Er lag nur wenige Zentimeter von der Stelle entfernt, an dem sie ihn vor sechs Jahren wiederbelebt hatte. Bewegungslos.

„SEVERUS!", schrie Hemrmine panisch, schlitterte auf ihn zu und ließ sich ängstlich auf den harten, nassen Boden fallen. Ihre Knie schmerzten, doch sie ignorierte den Aufprall und legte sein Ohr an seine stille Brust.

Bevor ihre Panik sie übermannte, hörte sie das leise Klopfen eines Herzschlages.

Ruckartig hob die junge Hexe ihren Kopf und stierte auf das rote Blut, dass aus einer Kopfwunde trat.

„Vulena Sanentur", flüsterte sie leise und bewegte ihren Zauberstab auf die große, blutende Platzwunde. Dreimal wiederholte sie diesen Vorgang, bis die große, austretende Blutlache langsam wieder in seinen Körper zurückfloss und sich auf magische Art und Weise schloss.

Grade als sie ihre Hände auf seine Brust stemmen wollte, um ihn wiederzubeleben, umklammerte Snape fest ihr Handgelenk und riss Hermine von den Knien. Sie fiel sanft auf seine Brust und spürte den pochenden Herzschlag unter ihrem Körper. Snape drückte sie sanft an sich und vergrub sein Gesicht in ihren Haaren. Ehe sie wusste, wie ihr geschah, lag sie bäuchlings auf ihm und schmiegte sich herzklopfend mit dem Gesicht in seine warme Halsbeuge.

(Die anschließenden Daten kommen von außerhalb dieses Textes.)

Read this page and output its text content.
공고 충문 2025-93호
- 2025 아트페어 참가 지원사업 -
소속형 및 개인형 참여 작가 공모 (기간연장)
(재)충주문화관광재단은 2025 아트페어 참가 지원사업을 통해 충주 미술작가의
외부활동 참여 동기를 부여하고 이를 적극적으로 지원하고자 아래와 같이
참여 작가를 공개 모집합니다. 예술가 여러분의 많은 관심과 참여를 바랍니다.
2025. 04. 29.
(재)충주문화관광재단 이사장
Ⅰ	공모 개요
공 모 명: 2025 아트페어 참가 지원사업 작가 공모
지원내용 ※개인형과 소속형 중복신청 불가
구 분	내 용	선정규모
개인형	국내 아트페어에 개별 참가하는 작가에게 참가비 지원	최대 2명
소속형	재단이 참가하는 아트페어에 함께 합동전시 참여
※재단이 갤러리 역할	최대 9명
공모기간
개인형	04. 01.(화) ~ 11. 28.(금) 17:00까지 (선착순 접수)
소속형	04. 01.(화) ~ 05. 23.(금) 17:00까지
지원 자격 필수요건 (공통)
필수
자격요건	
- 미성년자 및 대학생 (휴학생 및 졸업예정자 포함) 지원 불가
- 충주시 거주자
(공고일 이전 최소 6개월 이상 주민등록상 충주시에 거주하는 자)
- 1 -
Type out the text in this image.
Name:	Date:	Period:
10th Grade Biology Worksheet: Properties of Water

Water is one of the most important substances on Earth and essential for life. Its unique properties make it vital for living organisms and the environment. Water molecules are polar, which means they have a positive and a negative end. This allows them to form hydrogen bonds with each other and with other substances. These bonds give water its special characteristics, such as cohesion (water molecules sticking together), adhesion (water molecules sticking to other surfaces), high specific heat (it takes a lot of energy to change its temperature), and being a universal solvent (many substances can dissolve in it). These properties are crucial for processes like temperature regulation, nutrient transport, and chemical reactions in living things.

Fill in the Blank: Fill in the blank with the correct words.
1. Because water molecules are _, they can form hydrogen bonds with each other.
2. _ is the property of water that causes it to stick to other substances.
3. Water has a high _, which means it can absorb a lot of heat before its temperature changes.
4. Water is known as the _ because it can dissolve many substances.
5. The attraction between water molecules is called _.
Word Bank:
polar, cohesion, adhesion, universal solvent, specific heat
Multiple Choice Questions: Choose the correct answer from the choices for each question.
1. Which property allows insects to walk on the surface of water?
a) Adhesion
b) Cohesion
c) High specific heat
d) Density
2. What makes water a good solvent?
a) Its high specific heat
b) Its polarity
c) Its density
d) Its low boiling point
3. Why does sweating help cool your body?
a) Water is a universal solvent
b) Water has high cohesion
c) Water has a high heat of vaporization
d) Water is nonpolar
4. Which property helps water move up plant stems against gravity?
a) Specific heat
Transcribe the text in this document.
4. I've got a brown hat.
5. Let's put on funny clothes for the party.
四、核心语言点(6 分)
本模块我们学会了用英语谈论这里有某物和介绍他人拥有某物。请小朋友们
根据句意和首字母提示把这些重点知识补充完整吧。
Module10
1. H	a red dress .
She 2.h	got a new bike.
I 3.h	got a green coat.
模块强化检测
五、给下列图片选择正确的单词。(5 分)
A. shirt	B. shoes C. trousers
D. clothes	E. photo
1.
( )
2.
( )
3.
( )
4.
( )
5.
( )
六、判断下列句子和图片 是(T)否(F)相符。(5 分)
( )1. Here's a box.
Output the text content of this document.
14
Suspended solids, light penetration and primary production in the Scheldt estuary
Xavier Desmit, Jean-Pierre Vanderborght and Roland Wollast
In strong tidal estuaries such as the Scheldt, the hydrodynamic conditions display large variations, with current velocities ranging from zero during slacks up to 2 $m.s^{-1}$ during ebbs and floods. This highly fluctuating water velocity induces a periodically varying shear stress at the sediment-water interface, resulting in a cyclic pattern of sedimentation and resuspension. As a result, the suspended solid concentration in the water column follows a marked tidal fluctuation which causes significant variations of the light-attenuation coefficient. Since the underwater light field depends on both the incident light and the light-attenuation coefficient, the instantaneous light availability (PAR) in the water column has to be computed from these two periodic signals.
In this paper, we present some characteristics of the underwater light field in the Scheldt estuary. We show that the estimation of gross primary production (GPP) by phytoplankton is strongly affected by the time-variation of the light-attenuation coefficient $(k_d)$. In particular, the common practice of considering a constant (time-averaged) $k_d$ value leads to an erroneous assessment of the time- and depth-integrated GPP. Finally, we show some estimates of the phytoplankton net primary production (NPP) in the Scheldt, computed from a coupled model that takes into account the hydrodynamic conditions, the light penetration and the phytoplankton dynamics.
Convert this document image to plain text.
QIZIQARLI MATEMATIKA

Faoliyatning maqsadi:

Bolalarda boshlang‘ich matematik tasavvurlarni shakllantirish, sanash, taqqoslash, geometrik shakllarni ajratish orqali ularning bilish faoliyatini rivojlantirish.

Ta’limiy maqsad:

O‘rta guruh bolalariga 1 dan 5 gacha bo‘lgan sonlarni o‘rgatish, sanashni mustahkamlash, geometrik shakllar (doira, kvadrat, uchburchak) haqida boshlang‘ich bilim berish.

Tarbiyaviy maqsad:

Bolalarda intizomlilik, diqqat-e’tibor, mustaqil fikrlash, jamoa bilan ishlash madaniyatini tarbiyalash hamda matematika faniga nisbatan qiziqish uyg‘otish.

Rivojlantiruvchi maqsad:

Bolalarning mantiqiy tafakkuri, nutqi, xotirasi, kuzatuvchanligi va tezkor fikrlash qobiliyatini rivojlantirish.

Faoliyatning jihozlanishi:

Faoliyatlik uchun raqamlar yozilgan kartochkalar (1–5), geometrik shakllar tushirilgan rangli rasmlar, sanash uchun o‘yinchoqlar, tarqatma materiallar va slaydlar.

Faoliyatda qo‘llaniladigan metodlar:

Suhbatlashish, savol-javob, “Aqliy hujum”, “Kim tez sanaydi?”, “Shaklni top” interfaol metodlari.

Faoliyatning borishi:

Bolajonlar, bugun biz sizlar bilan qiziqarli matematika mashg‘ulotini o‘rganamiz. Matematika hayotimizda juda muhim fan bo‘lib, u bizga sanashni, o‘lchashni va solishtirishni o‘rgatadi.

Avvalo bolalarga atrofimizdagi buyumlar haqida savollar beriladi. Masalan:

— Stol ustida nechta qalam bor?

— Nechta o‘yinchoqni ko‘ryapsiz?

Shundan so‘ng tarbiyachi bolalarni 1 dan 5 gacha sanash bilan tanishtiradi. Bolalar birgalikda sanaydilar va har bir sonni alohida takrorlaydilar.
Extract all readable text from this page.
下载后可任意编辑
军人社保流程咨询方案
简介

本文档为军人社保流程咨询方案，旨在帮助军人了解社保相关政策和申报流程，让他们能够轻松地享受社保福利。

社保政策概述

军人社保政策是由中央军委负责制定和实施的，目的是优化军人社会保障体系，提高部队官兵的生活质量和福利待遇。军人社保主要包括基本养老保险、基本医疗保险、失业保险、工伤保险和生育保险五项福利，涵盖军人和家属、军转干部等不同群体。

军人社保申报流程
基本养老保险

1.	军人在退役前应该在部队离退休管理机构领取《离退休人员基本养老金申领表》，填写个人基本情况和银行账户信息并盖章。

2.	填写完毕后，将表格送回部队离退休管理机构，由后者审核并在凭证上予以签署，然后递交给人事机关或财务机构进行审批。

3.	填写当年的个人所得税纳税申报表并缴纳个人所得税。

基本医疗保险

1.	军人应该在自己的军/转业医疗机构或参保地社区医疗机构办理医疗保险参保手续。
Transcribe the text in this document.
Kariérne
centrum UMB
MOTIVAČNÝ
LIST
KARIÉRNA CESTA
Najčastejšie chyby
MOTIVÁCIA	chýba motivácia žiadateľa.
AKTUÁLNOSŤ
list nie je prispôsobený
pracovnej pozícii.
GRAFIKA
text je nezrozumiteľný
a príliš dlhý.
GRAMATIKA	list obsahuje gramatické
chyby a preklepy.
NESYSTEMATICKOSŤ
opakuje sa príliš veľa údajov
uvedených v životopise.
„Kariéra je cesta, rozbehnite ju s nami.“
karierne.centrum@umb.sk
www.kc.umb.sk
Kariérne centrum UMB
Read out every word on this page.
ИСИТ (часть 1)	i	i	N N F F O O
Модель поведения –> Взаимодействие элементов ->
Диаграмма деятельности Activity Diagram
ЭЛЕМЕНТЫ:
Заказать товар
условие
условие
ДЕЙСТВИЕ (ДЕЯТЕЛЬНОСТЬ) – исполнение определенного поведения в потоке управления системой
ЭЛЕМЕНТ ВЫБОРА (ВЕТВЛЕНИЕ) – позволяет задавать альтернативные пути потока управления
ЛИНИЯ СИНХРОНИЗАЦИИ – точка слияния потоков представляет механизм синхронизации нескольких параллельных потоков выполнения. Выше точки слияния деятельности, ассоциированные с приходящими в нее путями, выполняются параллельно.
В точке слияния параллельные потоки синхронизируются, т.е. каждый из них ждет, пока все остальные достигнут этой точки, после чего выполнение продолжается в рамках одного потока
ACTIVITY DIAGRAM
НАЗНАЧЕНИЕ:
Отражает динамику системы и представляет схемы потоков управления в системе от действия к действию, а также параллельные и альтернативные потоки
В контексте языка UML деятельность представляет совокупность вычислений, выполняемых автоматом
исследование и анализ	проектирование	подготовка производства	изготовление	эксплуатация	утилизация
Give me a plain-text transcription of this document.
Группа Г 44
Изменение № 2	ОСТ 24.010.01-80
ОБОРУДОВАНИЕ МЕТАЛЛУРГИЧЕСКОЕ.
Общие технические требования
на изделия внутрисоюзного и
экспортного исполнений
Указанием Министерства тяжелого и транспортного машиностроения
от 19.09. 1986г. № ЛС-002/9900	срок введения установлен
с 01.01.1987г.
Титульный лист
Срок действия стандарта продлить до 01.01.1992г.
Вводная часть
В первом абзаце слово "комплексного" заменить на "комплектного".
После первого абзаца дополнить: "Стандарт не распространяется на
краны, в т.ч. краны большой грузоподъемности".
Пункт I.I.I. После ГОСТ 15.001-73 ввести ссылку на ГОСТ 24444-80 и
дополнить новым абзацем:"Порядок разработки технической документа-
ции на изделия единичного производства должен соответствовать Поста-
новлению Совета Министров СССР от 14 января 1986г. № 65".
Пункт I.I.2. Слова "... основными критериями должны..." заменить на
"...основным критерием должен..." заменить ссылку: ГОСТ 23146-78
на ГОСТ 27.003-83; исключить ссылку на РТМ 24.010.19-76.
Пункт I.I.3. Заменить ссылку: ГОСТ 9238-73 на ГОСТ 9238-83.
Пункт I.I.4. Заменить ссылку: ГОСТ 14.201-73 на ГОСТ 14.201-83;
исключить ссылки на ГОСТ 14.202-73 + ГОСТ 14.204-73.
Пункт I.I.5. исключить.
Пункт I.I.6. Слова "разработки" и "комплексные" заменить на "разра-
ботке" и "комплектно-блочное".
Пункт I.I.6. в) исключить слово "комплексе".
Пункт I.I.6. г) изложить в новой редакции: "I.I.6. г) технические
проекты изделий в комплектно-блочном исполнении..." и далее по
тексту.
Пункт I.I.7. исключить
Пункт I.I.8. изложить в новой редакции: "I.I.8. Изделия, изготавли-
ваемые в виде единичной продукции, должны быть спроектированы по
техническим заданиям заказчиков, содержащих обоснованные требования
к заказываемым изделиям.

„Hermine.", hauchte er zärtlich und gab ihr einen Kuss auf die Stirn.

„Ich dachte, ich dachte...", begann Hermine zu schluchzen, denn auch wenn sie versuchte stark zu bleiben, konnte sie ihre Tränen nicht mehr aufhalten. „Ich dachte, du wärst tot."

Ihre Stimme wurde immer leiser und Snape presste sie noch ein wenig fester an sich.

„Ich werde dich nicht mehr verlassen. Es ist vorbei. Es ist vorbei, Hermine.", flüsterte er beruhigend und ohne ihn anzusehen, wusste sie, dass er in diesem Moment ehrlich war.

Ruhig blieben sie liegen, den harten Steinboden ignorierend, während sie das Gefühl hatte, den anderen nie wieder loslassen zu wollen.

„Du kennst meine Zaubersprüche.", durchbrach Snape nach einiger Zeit die Stille.

Im Klang seiner Stimme lag ein Hauch von Stolz und lächelnd stütze Hermine sich auf seiner Brust ab.

„Ich bin eben eine Musterschülerin.", erwiderte sie grinsend, was auch ihn zum Schmunzeln brachte. Er strich ihr sanft eine braune Strähne aus dem Gesicht und schaute sie liebevoll an. Dieser plötzliche, vertraute Blick, raubte Hermine den Atem. So hatte er sie noch nie angesehen. Und ohne, dass er etwas sagen musst, spürte sie die Liebe, die er ihr versuchte zu zeigen, ohne das er sie in Worte fasste.

Plötzlich räusperte sich jemand im hinteren Teil des Bootshauses und wie von der Tarantel gestochen, setzte Snape sich auf, umklammerte Hermine mit dem linken Arm und griff instinktiv mit der rechten Hand zu seinem Zauberstab.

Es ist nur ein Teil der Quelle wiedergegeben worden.